All that giddiness dissipates in the third act, which includes the buzzkill murder of (ten-year-old spoiler alert) Han Solo by Kylo Ren. Death is an intrinsic part of Star Wars, and in The Last Jedi Luke Skywalker offers the poignant observation that “no one’s ever really gone” in their world — a point underlined by Harrison Ford’s brief appearance as Han’s ghost in The Rise of Skywalker. But, again, watched on its own, Kylo killing Han does sort of suck all the air out of the film. The Force Awakens’ whole visual palette darkens at that moment, and it only gets a little brighter in its epilogue, when Rey finds the long-missing Luke and tries to coax him back into the Resistance by offering him his father’s lightsaber.
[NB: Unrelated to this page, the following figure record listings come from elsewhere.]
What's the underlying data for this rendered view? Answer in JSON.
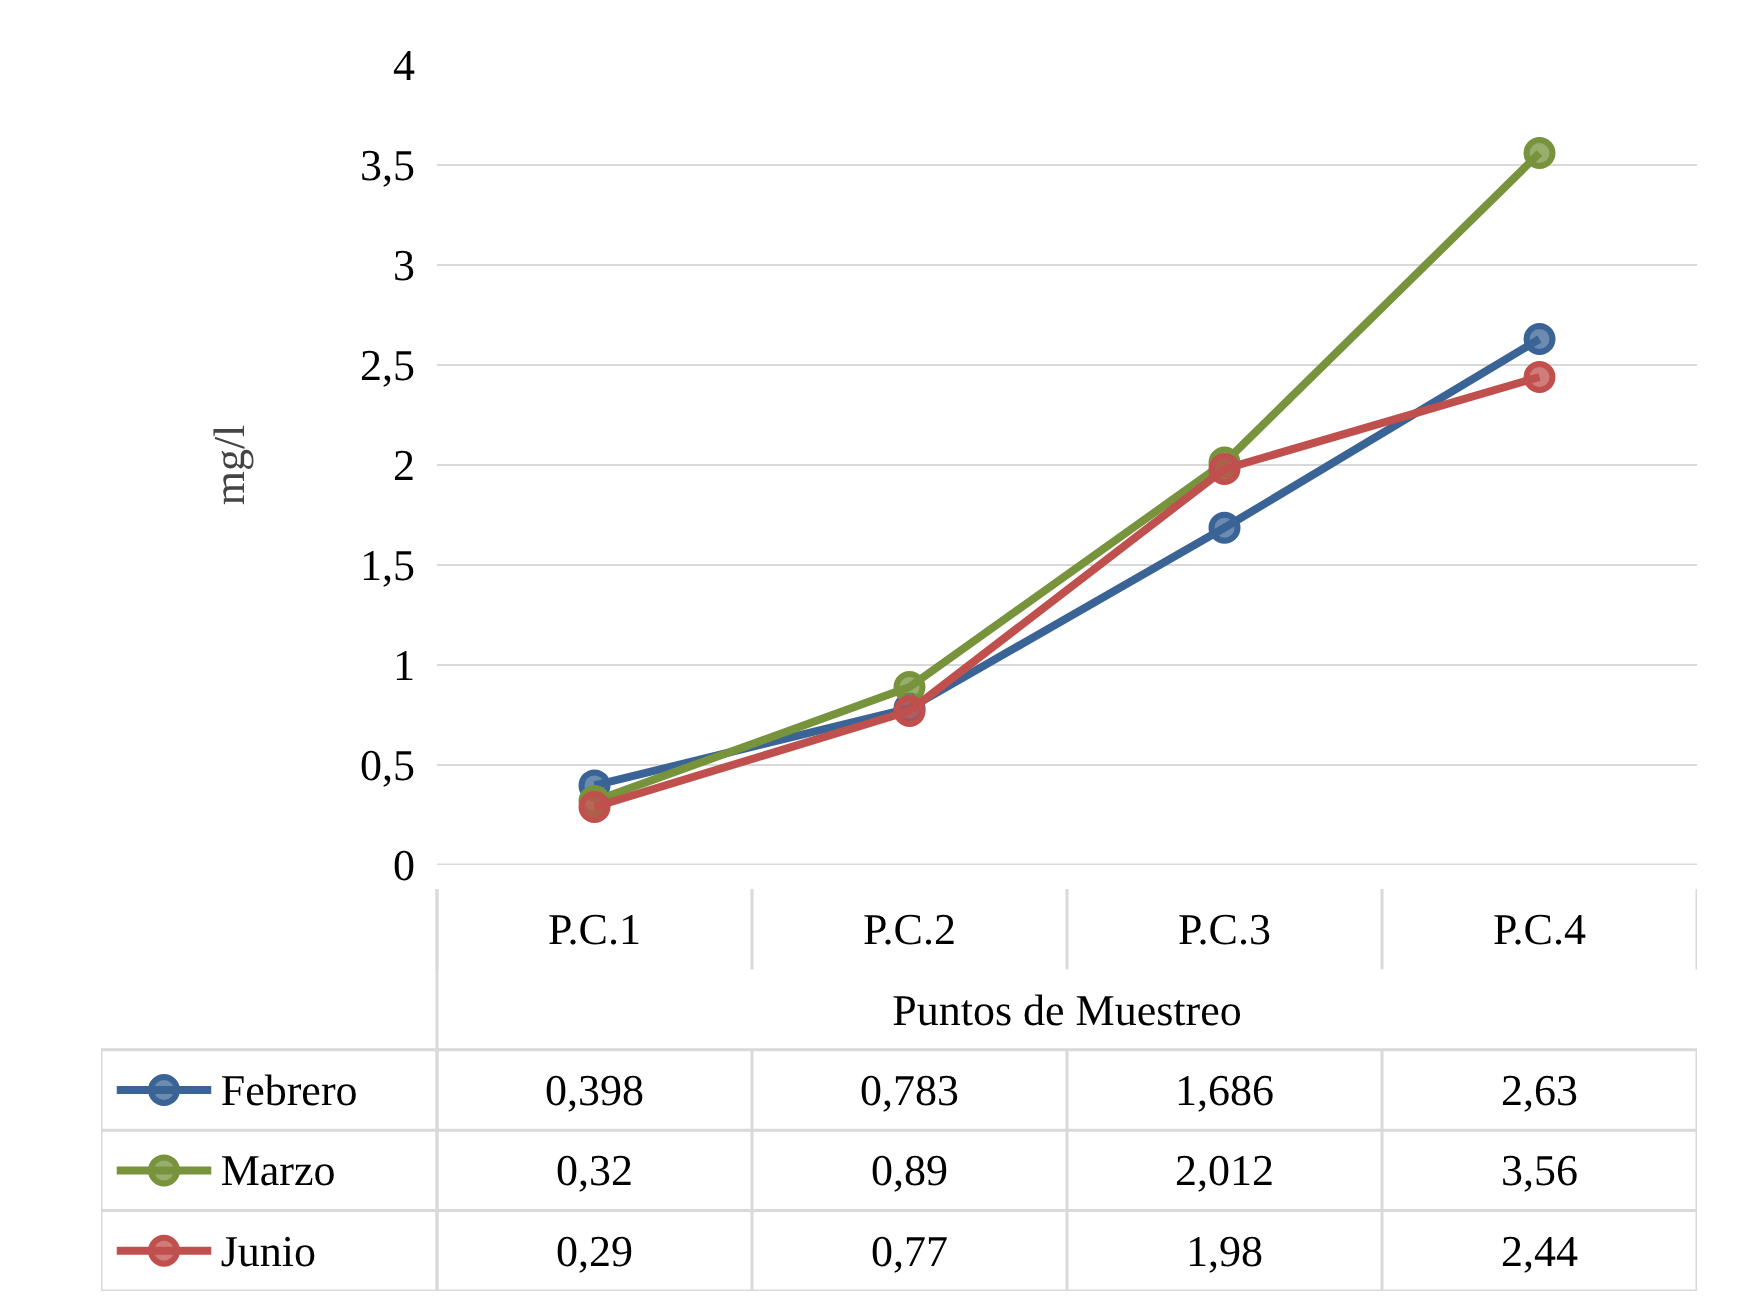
{
  "chart_data": {
    "type": "line",
    "xlabel": "Puntos de Muestreo",
    "ylabel": "mg/l",
    "categories": [
      "P.C.1",
      "P.C.2",
      "P.C.3",
      "P.C.4"
    ],
    "series": [
      {
        "name": "Febrero",
        "color": "#3b6496",
        "values": [
          0.398,
          0.783,
          1.686,
          2.63
        ],
        "value_labels": [
          "0,398",
          "0,783",
          "1,686",
          "2,63"
        ]
      },
      {
        "name": "Marzo",
        "color": "#77933c",
        "values": [
          0.32,
          0.89,
          2.012,
          3.56
        ],
        "value_labels": [
          "0,32",
          "0,89",
          "2,012",
          "3,56"
        ]
      },
      {
        "name": "Junio",
        "color": "#c0504d",
        "values": [
          0.29,
          0.77,
          1.98,
          2.44
        ],
        "value_labels": [
          "0,29",
          "0,77",
          "1,98",
          "2,44"
        ]
      }
    ],
    "ylim": [
      0,
      4
    ],
    "yticks": [
      0,
      {
        "value": 0.5,
        "label": "0,5"
      },
      1,
      {
        "value": 1.5,
        "label": "1,5"
      },
      2,
      {
        "value": 2.5,
        "label": "2,5"
      },
      3,
      {
        "value": 3.5,
        "label": "3,5"
      },
      4
    ],
    "grid": "y",
    "legend": "bottom",
    "marker": "circle",
    "line_style": "solid"
  }
}
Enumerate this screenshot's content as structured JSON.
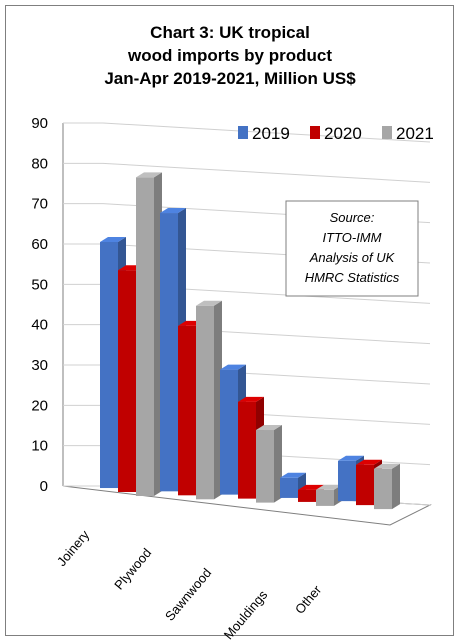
{
  "chart_data": {
    "type": "bar",
    "title_lines": [
      "Chart 3: UK tropical",
      "wood imports by product",
      "Jan-Apr 2019-2021, Million US$"
    ],
    "categories": [
      "Joinery",
      "Plywood",
      "Sawnwood",
      "Mouldings",
      "Other"
    ],
    "series": [
      {
        "name": "2019",
        "color": "#4472c4",
        "values": [
          61,
          69,
          31,
          5,
          10
        ]
      },
      {
        "name": "2020",
        "color": "#c00000",
        "values": [
          55,
          42,
          24,
          3,
          10
        ]
      },
      {
        "name": "2021",
        "color": "#a6a6a6",
        "values": [
          79,
          48,
          18,
          4,
          10
        ]
      }
    ],
    "ylim": [
      0,
      90
    ],
    "yticks": [
      0,
      10,
      20,
      30,
      40,
      50,
      60,
      70,
      80,
      90
    ],
    "grid": true,
    "legend_position": "top-right",
    "annotation_lines": [
      "Source:",
      "ITTO-IMM",
      "Analysis of UK",
      "HMRC Statistics"
    ]
  }
}
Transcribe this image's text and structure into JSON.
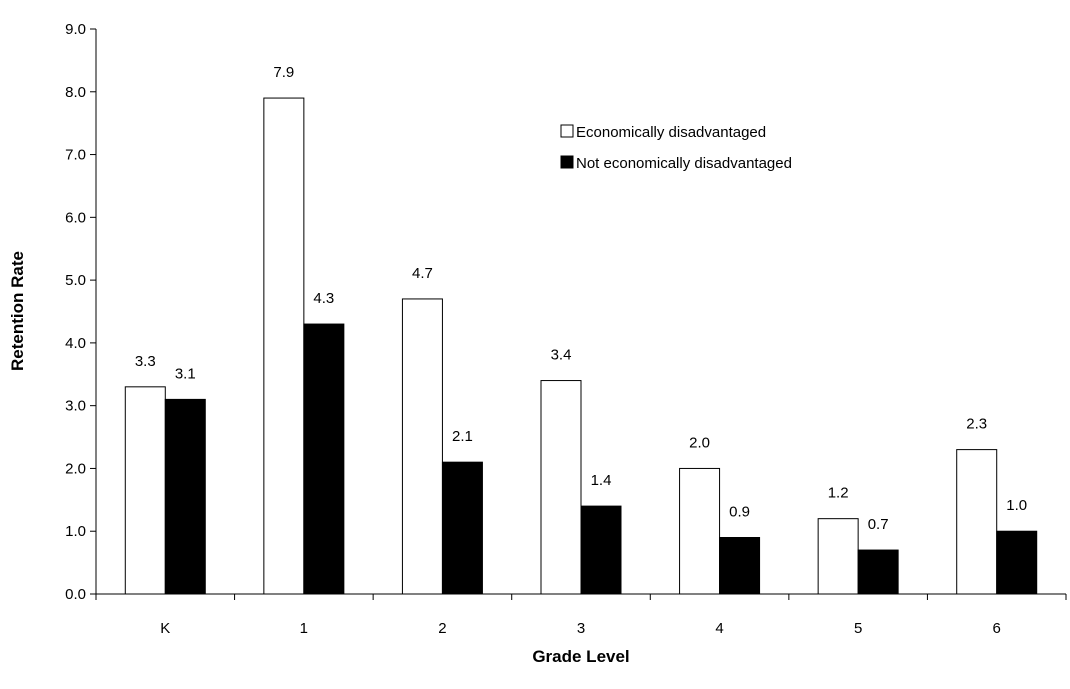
{
  "chart_data": {
    "type": "bar",
    "title": "",
    "xlabel": "Grade Level",
    "ylabel": "Retention Rate",
    "categories": [
      "K",
      "1",
      "2",
      "3",
      "4",
      "5",
      "6"
    ],
    "ylim": [
      0,
      9
    ],
    "yticks": [
      "0.0",
      "1.0",
      "2.0",
      "3.0",
      "4.0",
      "5.0",
      "6.0",
      "7.0",
      "8.0",
      "9.0"
    ],
    "grid": false,
    "legend_position": "top-right",
    "series": [
      {
        "name": "Economically disadvantaged",
        "color": "#ffffff",
        "values": [
          3.3,
          7.9,
          4.7,
          3.4,
          2.0,
          1.2,
          2.3
        ],
        "labels": [
          "3.3",
          "7.9",
          "4.7",
          "3.4",
          "2.0",
          "1.2",
          "2.3"
        ]
      },
      {
        "name": "Not economically disadvantaged",
        "color": "#000000",
        "values": [
          3.1,
          4.3,
          2.1,
          1.4,
          0.9,
          0.7,
          1.0
        ],
        "labels": [
          "3.1",
          "4.3",
          "2.1",
          "1.4",
          "0.9",
          "0.7",
          "1.0"
        ]
      }
    ]
  }
}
Those of us who have been following Star Wars for the last ten years (and the 35-odd years before that) know what happened next. It wasn’t always great. (Star Wars is kind of like life in that way.) But the exhilaration we felt for The Force Awakens — and that The Force Awakens felt for Star Wars — need not be forgotten because some of the subsequent movies didn’t quite live up to expectations. If we remember how we felt ten years ago, that sort of emotion’s never really gone either.